Social stress is associated with higher vulnerability to drug use, as it enhances the reinforcing effects of psychostimulants in rodents. Furthermore, continued or severe stress induces a proinflammatory state of microglial activation and augmented cytokine production. The aim of the present work was to evaluate the role of fractalkine [C-X3-C motif ligand 1 (CX3CL1)], an inflammatory chemokine, in the increased conditioned rewarding effects of cocaine in animals exposed to social defeat stress. In addition, we measured the signaling cascade pathway of CX3CL1 in the hippocampus (HPC) (including p-ERK/ERK, p-p38/p38 MAPK, p-p65/p65 NFκB and p-CREB/CREB ratios). The glutamate receptor subunits NR1, NR2B and GluA1 were also assessed. A total of 102 adult male C57BL/6 J wild-type (WT) and Cx3cr1 knockout (KO) mice were divided into different experimental groups according to stress condition (exploration or social defeat). Three weeks after the last social defeat, conditioned place preference (CPP) was induced by a subthreshold dose of cocaine (1 mg/kg). Brain tissue samples were taken 24 h after the CPP procedure to determine the levels of the proteins and transcription factors. Our results showed that, in WT animals, repeated social defeat (RSD) decreased CX3CL1 striatal levels without producing changes in the HPC. In addition, RSD induced an increase in the conditioned rewarding effects of cocaine, regardless of the genotype. After CPP induced by cocaine, defeated Cx3cr1-deficient mice showed a decrease in the p-p65/p65 NFκB and pCREB/CREB ratio in the HPC, and an increase in the hippocampal levels of CX3CL1 and p-p38/p38 MAPK relation. In all defeated mice, there was a decrease in the ionotropic glutamate receptor subunit NR1. In conclusion, these results suggest that the lack of CX3CL1/Cx3cr1 signaling under stress conditions induces changes in protein and transcription factors, indicating that CX3CL1 is needed to shield the response to social defeat.

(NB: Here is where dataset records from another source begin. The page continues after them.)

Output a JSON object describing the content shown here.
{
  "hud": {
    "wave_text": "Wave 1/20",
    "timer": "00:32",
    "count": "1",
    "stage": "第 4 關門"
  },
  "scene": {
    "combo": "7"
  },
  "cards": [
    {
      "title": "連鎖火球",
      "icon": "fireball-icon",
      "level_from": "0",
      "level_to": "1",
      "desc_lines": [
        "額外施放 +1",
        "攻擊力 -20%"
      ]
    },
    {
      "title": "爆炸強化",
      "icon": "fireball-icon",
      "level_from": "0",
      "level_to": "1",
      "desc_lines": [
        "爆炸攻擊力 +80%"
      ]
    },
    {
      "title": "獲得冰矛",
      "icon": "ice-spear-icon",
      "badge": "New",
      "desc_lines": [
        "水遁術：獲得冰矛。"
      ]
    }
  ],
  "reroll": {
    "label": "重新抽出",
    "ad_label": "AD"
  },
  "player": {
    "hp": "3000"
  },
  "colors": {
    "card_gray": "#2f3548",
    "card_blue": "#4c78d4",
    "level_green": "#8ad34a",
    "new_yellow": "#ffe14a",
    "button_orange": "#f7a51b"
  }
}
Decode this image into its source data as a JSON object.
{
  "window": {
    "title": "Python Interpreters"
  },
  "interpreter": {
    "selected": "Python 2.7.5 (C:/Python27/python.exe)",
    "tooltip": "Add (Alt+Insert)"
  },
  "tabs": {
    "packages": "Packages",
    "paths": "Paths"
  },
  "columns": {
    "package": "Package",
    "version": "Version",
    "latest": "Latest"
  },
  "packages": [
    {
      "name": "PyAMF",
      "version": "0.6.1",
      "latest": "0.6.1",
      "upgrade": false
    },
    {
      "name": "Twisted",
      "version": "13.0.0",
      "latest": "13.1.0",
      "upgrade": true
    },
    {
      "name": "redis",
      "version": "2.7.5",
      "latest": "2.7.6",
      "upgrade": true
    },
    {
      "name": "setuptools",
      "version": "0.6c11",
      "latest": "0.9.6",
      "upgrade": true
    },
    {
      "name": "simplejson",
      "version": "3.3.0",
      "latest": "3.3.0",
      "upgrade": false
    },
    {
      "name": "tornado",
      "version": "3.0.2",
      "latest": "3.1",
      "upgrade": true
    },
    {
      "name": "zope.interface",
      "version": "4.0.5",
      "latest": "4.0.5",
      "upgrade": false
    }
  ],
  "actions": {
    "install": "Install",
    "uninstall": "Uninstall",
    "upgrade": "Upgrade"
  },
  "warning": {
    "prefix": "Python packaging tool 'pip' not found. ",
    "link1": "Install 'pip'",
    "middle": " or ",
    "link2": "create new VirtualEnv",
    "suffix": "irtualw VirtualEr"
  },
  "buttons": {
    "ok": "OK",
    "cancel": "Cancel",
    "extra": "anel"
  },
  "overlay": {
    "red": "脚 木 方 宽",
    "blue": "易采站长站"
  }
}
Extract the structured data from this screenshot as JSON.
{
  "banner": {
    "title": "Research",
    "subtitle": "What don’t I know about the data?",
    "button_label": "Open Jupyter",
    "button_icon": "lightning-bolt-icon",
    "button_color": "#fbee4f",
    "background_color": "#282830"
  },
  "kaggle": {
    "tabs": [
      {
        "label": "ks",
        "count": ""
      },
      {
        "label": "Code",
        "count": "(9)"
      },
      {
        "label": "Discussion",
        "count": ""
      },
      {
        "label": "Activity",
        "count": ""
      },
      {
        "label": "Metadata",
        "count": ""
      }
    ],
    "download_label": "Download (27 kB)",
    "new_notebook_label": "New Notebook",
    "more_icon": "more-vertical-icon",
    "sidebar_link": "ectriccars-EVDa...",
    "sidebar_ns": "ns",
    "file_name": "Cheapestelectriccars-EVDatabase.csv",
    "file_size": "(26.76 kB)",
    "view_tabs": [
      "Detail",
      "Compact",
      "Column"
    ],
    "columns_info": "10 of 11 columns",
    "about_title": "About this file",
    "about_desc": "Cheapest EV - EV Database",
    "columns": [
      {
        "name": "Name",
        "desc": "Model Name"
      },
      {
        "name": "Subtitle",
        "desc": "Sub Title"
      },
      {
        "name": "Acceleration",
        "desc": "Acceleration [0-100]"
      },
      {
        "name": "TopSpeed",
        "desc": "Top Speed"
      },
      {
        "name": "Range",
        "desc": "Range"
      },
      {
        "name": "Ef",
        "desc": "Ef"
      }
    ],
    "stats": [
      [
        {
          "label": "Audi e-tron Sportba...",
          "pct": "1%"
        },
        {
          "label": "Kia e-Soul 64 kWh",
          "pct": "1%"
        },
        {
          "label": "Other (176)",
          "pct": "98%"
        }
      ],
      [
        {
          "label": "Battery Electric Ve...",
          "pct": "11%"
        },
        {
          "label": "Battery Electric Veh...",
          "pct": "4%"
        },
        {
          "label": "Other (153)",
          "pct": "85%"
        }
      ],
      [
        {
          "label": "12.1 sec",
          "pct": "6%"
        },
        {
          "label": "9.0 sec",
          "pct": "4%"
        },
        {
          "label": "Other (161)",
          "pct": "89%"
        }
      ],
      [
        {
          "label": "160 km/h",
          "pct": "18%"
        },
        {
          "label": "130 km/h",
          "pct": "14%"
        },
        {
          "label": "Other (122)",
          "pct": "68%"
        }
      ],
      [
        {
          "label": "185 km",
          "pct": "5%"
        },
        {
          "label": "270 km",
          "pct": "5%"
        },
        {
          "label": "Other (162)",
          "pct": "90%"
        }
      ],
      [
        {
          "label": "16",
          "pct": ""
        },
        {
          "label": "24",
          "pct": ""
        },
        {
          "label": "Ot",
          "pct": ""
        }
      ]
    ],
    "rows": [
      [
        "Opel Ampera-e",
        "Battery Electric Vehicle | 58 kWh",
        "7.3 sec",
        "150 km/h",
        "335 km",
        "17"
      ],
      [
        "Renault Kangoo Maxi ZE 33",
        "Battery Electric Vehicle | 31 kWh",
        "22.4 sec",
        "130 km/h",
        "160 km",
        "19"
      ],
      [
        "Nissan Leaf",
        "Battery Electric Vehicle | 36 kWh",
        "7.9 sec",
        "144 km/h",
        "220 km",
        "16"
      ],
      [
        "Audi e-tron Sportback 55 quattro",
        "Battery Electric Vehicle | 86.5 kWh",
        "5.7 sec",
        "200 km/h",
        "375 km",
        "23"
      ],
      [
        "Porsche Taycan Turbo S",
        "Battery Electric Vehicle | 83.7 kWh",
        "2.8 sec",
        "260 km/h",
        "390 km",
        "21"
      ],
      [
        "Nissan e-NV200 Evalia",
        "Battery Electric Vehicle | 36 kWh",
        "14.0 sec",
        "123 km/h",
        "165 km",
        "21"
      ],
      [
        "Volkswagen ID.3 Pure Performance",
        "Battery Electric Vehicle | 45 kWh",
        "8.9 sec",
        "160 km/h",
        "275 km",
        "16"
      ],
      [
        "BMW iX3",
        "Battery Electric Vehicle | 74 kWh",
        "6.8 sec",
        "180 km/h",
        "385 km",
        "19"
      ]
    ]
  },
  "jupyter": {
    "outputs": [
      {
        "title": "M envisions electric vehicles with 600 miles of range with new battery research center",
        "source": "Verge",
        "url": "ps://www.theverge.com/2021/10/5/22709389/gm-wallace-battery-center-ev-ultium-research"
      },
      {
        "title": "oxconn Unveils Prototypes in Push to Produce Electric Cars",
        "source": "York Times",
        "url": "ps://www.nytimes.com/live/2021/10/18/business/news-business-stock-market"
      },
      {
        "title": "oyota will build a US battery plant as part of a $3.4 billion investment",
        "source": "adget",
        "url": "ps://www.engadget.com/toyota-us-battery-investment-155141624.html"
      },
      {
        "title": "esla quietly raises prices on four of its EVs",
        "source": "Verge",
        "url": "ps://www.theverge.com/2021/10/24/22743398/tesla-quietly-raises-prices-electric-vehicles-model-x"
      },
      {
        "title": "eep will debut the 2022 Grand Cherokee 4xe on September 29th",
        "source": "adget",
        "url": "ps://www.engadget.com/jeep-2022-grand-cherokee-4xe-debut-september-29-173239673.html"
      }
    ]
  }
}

社会压力与更高的药物使用易感性有关,因为它增强了啮齿动物中精神兴奋剂的强化作用。此外,持续或严重的应激会引起小胶质细胞激活的促炎状态和细胞因子产生的增加。本研究旨在评估趋化因子 fractalkine[C-X3-C 基序配体 1(CX3CL1)]在经历社交挫败应激的动物中可卡因条件性奖赏效应增加中的作用。此外,我们还测量了海马体(HPC)中 CX3CL1 的信号级联途径(包括 p-ERK/ERK、p-p38/p38MAPK、p-p65/p65NFκB 和 p-CREB/CREB 比值)。还评估了谷氨酸受体亚基 NR1、NR2B 和 GluA1。总共 102 只成年雄性 C57BL/6J 野生型(WT)和 Cx3cr1 敲除(KO)小鼠根据应激条件(探索或社交挫败)分为不同的实验组。最后一次社交挫败后 3 周,用亚阈值剂量可卡因(1mg/kg)诱导条件性位置偏好(CPP)。CPP 程序后 24 小时采集脑组织样本,以确定蛋白质和转录因子的水平。我们的结果表明,在 WT 动物中,反复社交挫败(RSD)降低了纹状体中的 CX3CL1 水平,但没有改变 HPC 中的水平。此外,RSD 诱导了可卡因条件性奖赏效应的增加,而与基因型无关。在可卡因诱导 CPP 后,被击败的 Cx3cr1 缺陷小鼠显示 HPC 中 p-p65/p65NFκB 和 pCREB/CREB 比值降低,以及海马体中 CX3CL1 和 p-p38/p38MAPK 关系增加。在所有被击败的小鼠中,离子型谷氨酸受体亚基 NR1 减少。总之,这些结果表明,应激条件下缺乏 CX3CL1/Cx3cr1 信号会导致蛋白质和转录因子发生变化,表明 CX3CL1 对于屏蔽对社交挫败的反应是必要的。